Truth can indeed be stranger than fiction – and provide the basis for the most sensational documentaries – as Simon Chinn well knows.
The award-winning producer has thrilled the box office with a string of hit documentaries in recent years, including Man on Wire and Searching for Sugar Man, which earned him two Oscars, plenty of kudos and no doubt nachas for his family.
There were perhaps few better qualified to help decide this year’s special jury prize winner at Sundance, with Chinn happily voting for Three Identical Strangers.
The documentary, currently showing across the UK, explores the inconceivable story of Jewish triplets separated at birth and adopted into three socially diverse families, as part of an undisclosed scientific study on ‘nature versus nurture’.
Chinn, the son of philanthropist Sir Trevor and Susan Chinn, tells me he recognised something “extraordinary” about director Tim Wardle’s debut feature film.
The 48-year-old, who lives in north London with his wife Lara and their three children, enthuses: “It’s just one of those crazy stories you couldn’t make up. You couldn’t write in fiction, because no one would believe it.
“The best documentaries are the ones that keep surprising you and this one surprises more than most – perhaps even the most twists in any documentary ever.”
Now on release in the UK, Three Identical Strangers has already grossed $12million in the US. Chinn’s 2008 award-winning debut feature film, Man On Wire, achieved the same figure, but globally. It’s all part of what Chinn describes as a continuing “feature doc boom”.
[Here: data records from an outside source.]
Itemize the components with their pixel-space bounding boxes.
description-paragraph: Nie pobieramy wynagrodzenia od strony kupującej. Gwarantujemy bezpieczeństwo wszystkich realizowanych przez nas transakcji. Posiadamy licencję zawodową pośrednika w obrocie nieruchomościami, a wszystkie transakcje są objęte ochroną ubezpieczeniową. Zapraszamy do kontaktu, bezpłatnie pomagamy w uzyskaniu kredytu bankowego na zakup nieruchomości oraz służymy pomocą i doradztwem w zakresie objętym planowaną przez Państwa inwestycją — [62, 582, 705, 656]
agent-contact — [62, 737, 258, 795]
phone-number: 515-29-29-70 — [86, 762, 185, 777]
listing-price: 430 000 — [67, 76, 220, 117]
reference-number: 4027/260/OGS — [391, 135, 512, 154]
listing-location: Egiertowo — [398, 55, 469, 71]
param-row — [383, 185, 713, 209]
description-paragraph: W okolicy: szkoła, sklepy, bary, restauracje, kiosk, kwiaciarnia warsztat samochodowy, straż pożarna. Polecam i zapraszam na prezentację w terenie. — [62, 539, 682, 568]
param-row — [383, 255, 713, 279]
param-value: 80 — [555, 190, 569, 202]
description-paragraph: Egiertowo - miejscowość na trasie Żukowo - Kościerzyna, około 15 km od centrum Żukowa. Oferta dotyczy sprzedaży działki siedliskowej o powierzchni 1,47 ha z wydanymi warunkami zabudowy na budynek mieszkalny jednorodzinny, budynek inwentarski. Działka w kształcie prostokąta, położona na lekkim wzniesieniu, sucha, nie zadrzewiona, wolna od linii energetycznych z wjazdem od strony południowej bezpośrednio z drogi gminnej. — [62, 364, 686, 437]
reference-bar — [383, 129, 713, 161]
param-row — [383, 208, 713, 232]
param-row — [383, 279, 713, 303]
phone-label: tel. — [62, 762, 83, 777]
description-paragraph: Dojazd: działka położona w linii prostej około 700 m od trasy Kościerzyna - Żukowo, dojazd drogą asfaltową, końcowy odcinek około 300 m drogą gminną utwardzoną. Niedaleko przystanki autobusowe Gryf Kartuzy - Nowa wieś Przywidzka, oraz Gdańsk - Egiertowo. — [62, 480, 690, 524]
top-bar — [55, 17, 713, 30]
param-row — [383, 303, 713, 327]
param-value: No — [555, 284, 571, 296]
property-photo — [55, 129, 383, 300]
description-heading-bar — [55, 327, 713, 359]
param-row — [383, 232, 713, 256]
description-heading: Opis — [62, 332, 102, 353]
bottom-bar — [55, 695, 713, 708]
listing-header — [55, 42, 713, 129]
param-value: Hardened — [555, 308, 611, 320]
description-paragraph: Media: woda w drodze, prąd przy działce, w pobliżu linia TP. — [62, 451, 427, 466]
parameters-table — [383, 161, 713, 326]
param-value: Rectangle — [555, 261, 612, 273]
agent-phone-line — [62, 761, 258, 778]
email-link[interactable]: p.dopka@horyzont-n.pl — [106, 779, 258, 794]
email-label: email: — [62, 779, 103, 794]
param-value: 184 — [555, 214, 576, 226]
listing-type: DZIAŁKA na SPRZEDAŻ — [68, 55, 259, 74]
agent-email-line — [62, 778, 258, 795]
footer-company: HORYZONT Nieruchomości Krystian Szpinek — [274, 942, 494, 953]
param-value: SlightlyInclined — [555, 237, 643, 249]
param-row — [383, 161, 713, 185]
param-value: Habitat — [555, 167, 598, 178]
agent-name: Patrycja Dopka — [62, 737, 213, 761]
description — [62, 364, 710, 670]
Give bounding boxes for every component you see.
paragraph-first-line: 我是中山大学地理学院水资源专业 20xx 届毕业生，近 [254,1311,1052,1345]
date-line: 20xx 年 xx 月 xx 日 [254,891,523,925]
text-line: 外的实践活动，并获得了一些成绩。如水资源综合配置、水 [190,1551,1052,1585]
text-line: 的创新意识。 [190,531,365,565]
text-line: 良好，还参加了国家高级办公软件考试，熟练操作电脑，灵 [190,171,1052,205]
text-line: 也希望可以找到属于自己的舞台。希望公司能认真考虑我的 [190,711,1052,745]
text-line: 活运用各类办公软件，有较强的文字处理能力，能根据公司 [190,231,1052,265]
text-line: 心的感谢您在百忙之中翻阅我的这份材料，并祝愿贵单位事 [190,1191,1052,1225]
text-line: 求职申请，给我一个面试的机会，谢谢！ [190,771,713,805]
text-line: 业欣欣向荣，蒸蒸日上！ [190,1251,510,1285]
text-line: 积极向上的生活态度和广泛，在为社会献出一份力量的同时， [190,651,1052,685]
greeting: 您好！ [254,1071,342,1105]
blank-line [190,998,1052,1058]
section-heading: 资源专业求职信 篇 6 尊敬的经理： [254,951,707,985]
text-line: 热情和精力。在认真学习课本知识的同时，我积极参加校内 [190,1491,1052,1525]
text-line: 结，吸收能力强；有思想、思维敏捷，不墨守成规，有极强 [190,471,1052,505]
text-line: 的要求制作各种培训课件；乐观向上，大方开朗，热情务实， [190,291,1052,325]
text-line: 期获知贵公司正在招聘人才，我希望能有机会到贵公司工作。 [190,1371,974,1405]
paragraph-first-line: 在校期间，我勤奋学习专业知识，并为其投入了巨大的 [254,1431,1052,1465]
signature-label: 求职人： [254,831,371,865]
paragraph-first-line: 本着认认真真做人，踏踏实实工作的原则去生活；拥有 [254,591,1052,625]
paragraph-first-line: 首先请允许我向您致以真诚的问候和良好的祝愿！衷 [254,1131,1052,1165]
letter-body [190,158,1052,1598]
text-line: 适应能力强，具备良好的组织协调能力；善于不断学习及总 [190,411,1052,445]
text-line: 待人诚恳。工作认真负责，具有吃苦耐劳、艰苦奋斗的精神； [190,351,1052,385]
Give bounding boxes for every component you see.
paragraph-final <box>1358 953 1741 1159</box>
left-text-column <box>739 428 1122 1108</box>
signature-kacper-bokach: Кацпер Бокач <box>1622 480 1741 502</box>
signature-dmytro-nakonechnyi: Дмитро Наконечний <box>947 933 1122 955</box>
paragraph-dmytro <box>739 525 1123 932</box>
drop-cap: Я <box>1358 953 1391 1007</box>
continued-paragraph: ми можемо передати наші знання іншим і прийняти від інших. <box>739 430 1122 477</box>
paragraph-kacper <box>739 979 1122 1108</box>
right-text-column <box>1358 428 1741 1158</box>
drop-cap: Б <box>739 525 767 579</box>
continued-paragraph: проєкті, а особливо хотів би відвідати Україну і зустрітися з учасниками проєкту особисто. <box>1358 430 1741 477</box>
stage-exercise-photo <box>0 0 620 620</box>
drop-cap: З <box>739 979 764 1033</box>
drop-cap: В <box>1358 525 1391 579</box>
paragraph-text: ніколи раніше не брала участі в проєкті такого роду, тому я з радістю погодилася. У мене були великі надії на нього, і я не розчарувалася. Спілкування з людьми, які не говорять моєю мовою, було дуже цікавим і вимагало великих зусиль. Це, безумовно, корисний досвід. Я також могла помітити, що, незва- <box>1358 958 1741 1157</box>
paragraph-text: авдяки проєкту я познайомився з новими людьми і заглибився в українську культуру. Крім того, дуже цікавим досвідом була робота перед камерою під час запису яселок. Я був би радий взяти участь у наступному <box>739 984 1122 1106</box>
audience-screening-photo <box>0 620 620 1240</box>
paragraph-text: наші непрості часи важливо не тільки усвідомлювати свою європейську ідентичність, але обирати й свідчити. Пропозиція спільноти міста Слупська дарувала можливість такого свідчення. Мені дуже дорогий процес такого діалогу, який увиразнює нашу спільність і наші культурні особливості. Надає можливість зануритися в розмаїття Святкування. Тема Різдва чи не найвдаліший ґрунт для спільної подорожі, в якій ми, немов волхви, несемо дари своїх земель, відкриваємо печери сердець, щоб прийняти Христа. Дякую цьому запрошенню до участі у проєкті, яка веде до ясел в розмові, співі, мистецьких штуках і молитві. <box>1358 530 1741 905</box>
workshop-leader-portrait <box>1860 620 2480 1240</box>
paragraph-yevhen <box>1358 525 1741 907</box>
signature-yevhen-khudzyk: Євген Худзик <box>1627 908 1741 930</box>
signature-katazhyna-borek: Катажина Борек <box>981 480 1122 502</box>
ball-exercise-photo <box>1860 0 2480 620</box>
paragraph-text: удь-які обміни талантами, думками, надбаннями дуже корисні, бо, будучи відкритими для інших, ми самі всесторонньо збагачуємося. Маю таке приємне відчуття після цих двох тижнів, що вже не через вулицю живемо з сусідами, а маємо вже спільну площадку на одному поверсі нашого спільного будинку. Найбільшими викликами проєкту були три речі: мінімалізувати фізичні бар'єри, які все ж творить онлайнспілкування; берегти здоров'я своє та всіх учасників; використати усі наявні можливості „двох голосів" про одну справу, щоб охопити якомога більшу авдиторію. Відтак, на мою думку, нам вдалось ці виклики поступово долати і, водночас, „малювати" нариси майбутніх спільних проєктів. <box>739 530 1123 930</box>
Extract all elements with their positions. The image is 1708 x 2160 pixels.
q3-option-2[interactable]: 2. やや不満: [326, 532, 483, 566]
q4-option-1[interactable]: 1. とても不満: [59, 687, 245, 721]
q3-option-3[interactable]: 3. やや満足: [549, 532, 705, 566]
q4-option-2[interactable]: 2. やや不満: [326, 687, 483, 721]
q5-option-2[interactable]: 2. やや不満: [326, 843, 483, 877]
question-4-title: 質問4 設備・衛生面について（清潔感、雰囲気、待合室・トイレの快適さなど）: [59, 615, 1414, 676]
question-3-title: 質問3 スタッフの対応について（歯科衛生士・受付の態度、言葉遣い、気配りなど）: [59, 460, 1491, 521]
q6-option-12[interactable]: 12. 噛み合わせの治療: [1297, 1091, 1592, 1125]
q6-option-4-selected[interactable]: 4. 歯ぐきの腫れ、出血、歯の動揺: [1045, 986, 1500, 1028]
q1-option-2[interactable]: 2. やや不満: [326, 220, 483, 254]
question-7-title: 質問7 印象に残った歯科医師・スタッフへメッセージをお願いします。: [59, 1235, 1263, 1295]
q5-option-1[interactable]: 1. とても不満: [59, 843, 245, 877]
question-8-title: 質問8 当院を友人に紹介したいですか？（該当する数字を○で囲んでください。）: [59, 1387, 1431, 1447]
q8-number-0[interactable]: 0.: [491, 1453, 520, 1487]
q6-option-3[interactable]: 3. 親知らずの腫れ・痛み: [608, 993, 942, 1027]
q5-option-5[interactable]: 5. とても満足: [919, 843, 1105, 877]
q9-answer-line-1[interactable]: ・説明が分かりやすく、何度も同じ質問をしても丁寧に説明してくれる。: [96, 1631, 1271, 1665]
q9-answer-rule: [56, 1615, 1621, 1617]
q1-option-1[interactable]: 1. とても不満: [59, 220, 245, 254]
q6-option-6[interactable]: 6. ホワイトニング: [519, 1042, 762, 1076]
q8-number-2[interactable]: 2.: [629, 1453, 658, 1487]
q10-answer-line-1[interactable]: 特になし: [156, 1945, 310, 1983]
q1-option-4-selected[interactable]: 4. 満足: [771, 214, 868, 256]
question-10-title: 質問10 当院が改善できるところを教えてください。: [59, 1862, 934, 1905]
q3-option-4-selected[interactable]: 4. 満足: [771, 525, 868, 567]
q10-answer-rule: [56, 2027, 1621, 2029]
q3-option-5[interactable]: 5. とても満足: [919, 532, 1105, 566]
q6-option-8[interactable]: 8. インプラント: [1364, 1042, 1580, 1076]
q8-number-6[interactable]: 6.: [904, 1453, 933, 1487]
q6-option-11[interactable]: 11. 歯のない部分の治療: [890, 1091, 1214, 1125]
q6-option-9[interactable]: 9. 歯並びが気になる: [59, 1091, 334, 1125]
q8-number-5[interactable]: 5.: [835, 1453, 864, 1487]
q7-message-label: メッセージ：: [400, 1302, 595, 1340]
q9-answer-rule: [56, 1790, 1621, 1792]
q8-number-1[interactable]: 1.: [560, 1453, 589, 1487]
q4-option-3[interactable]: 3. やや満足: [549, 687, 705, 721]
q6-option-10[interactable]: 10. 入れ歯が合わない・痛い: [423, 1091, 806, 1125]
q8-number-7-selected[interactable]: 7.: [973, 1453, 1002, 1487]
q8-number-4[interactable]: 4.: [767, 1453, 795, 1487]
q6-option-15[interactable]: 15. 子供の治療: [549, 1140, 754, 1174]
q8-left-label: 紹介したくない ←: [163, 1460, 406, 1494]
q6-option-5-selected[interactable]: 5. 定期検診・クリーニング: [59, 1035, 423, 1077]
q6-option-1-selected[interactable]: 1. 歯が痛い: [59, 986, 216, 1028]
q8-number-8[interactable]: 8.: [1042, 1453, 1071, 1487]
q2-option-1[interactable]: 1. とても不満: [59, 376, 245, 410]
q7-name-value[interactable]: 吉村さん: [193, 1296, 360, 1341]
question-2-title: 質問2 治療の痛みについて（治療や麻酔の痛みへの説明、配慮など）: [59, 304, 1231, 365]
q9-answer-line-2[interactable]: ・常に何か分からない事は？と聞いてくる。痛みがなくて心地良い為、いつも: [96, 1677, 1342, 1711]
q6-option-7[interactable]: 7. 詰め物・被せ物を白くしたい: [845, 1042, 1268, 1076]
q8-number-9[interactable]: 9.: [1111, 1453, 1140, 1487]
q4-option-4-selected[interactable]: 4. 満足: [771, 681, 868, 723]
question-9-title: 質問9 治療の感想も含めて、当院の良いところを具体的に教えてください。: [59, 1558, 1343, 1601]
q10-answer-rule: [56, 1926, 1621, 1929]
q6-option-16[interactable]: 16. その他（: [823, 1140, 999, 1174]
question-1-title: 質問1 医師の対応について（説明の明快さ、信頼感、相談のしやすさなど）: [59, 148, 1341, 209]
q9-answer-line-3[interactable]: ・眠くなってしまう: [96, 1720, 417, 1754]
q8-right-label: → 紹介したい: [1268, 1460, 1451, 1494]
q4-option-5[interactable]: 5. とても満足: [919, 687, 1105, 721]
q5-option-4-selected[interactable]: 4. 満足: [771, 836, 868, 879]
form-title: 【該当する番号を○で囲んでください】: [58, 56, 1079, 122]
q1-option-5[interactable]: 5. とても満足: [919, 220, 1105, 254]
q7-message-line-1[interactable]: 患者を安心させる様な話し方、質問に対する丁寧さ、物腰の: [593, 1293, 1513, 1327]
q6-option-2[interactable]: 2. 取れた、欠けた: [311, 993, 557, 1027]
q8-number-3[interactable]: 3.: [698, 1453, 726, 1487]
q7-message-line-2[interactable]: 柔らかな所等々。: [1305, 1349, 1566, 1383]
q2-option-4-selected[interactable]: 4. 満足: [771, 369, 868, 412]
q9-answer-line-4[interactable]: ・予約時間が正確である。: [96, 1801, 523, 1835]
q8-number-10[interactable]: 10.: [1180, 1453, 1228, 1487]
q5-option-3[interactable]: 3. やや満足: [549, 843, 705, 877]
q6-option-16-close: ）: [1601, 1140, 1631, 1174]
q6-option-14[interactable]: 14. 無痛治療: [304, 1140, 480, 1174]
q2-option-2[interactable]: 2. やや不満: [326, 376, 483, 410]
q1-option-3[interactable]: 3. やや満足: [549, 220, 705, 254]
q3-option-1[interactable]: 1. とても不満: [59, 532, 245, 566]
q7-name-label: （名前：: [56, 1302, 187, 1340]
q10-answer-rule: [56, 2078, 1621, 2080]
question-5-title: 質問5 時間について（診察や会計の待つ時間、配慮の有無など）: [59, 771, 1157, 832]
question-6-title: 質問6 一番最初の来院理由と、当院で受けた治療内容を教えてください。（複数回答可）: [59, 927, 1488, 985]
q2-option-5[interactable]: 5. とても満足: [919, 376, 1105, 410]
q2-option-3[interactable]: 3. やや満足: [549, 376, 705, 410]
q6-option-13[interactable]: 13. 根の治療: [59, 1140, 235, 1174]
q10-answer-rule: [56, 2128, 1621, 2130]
“We had a doc out this year about Whitney Houston, which did $3m in the US,” says Chinn. “That’s a respectable figure, but somehow this year it’s nothing to write home about! It’s been slowly gathering pace over the past decade and platforms like Netflix now provide an amazing showcase for documentaries.”
The formula for a successful documentary is, in Chinn’s own words, “very unscientific”, but generally boils down to “a combination of the market, what resonates with people – and following your gut”.
Of all the films he has produced, which includes The Green Prince (2014), the enthralling story of a Hamas leader’s son who worked undercover for Mossad, Chinn found My Scientology Movie one of his most challenging. Featuring broadcaster Louis Theroux, who has known Chinn since their school days, the quirky documentary proved harder to sell distributors than first anticipated. He jokes that he had to “twist the distributor’s arm” before the film was finally released.
Chinn explains: “It did £1.1m at the box office at the UK based on a very limited spend, so that was incredibly gratifying after such a tough journey. Sometimes it’s nice to be proved right.”
Then there are titles that just seem to sell themselves. His film about Harvey Weinstein has only just reached the cutting room, but has already been “presold to 20 theatrical buyers”.
Chinn – who once met the disgraced Hollywood mogul – can’t go too much into detail, but says he feels “very confident” about the end product.
“It’s very much under wraps. All I can say is we’ve interviewed a lot of people and have extensive testimony. We are telling the story of Weinstein in the pre-Me Too era and hope to ask really huge questions about where we are now and what’s changed.”
- Three Identical Strangers is now on general release.